Kernel Mycofood to be tested in NASA-sponsored planetary analog mission

March 12, 2021
This announcement is part of a new collaboration with space technology expert Pablo de León.
Kernel Mycofood to be tested in NASA-sponsored planetary analog mission

Photo: Juan Pedraza.

We have established a collaboration with the UND Human Spaceflight Laboratory to explore the use of mycofood for space applications. 

The partnership comes at a crucial time, as Kernel is about to provide Kernel Mycofood to an analog crew, during a simulated planetary mission at the NASA-sponsored Inflatable Lunar/Mars Habitat (ILMH).

Long-term sources of flavourful and protein-rich food has been identified as one of the key challenges to overcome by the space agencies, as manned missions to Mars are expected to last no less than two or more years.

Dr. Pablo de León, an experienced space researcher and Principal Investigator on NASA-sponsored projects commented about the partnership:

“Mycofoods can potentially solve one of the critical problems in long-duration human spaceflight, which is how we feed the astronauts with a sustainable replacement for animal-based foods.  The current need is not only how to provide them with nutritious food, but also keeping the variety of textures and flavors that humans are used here on Earth.”

Lucas Gago, Kernel’s Chief Innovation Officer commented on the challenge:

“We are delighted to begin work to solve one of the biggest problems in space exploration: feeding astronauts. I am confident that our product will be ideal for future space exploration missions, both due to its complete nutritional profile and high versatility.”

While the primary objective of the partnership is to solve issues specific to the space industry, several earth-side opportunities are closely linked, as the ability to provide a complete source of nutrients fast and based on simple materials could be a game changer approach for disaster relief missions.

About Dr. Pablo del León

Dr. Pablo de León has been working in the space field for three decades.

He is the Director of the Human Spaceflight Laboratory at the University of North Dakota (UND) and is also a professor and researcher of that university. Pablo de León has also been a Principal and Science Investigator in several NASA-funded projects, among which is the development of an analog planetary station for the Moon and Mars.

He led the development of several planetary space suits, among them the NDX-1, NDX-2 and DL/H-1.

Dr.
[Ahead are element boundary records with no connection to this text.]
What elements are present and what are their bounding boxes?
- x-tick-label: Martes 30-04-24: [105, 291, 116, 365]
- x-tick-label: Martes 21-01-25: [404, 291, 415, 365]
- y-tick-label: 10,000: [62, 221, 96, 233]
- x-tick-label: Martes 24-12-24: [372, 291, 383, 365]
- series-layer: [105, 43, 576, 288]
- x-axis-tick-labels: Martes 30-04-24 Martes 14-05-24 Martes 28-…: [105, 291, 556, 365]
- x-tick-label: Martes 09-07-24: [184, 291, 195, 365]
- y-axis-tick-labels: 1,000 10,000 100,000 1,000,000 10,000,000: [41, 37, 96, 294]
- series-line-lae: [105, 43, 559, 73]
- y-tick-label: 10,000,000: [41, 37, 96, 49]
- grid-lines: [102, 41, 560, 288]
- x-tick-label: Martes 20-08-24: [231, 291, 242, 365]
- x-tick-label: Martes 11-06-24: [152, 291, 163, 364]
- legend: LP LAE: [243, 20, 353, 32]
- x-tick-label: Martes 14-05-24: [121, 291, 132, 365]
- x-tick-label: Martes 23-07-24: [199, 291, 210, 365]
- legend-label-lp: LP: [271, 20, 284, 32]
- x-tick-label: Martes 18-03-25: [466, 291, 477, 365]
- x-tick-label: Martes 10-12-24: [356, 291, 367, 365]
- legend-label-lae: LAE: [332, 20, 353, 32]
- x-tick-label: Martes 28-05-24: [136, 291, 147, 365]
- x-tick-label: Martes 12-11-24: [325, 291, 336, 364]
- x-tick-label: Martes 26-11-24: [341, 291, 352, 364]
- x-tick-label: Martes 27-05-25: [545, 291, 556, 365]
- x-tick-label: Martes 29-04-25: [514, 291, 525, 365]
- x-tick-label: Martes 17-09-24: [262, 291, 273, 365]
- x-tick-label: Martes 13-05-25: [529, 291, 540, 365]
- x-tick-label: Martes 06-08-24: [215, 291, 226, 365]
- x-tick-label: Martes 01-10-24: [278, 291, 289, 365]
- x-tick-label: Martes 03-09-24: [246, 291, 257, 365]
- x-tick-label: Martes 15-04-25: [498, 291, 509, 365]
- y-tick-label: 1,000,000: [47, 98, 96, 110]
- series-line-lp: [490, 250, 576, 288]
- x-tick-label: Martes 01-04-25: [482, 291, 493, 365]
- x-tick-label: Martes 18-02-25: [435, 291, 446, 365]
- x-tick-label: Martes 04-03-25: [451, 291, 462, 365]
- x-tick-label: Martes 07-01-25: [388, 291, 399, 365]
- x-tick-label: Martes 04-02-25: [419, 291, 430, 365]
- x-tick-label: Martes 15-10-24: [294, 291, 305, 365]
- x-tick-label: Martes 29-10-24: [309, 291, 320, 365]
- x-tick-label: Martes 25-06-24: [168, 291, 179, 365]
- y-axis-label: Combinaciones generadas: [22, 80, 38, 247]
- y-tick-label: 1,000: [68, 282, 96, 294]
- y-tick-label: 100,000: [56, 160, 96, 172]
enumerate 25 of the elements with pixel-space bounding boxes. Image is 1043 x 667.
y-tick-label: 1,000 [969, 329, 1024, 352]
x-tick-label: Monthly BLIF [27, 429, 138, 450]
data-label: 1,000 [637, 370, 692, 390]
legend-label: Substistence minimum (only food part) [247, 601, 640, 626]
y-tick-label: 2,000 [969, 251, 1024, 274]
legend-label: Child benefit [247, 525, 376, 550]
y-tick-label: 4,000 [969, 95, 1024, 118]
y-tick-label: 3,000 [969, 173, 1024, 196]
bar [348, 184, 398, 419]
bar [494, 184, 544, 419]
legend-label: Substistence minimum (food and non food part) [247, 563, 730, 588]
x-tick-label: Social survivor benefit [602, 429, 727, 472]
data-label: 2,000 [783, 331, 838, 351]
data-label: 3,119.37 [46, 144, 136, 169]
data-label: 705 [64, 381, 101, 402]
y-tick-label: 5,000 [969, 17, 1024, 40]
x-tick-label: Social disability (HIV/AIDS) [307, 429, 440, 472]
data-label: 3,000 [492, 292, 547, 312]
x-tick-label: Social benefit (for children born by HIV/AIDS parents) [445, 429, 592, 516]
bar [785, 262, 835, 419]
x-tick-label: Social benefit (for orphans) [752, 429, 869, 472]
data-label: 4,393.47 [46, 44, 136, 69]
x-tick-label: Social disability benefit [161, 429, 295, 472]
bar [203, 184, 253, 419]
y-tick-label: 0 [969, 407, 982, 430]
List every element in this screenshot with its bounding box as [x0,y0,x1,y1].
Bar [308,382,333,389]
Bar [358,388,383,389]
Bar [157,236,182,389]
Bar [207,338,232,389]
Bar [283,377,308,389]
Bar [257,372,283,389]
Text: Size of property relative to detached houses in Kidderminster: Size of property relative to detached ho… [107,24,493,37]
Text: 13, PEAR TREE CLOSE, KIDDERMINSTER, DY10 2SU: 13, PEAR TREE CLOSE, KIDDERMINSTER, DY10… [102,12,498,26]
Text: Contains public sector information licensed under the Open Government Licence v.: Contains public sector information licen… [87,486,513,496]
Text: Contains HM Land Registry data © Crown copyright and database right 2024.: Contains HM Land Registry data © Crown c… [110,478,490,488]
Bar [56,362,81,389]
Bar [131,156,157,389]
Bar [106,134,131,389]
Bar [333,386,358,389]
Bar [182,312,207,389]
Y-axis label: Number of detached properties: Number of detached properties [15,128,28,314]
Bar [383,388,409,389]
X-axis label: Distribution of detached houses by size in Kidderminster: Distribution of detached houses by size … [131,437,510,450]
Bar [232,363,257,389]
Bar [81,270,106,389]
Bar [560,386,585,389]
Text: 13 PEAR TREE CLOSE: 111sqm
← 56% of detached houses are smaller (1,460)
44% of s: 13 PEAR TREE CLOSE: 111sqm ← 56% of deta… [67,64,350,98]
De León was also integration manager on an experimental satellite (Pehuensat-1) and Payload Manager of seven experiments that flew in the Space Shuttle Endeavour (STS-108).

De León is one of the original competitors of the Ansari X-Prize. He also flew 80 parabolas in the NASA´s KC-135 testing microgravity experiments and has been test subject on several space suit experiments, among others in Antarctica in 2011 and at the Kennedy Space Center Lunar Regolith Lab in 2017.

He is currently in charge of the NASA-funded project “Development of an Advanced Planetary Mobility Spacesuit using Advanced Additive Manufacturing Design and Techniques” to develop a 3-D printed spacesuit for Mars.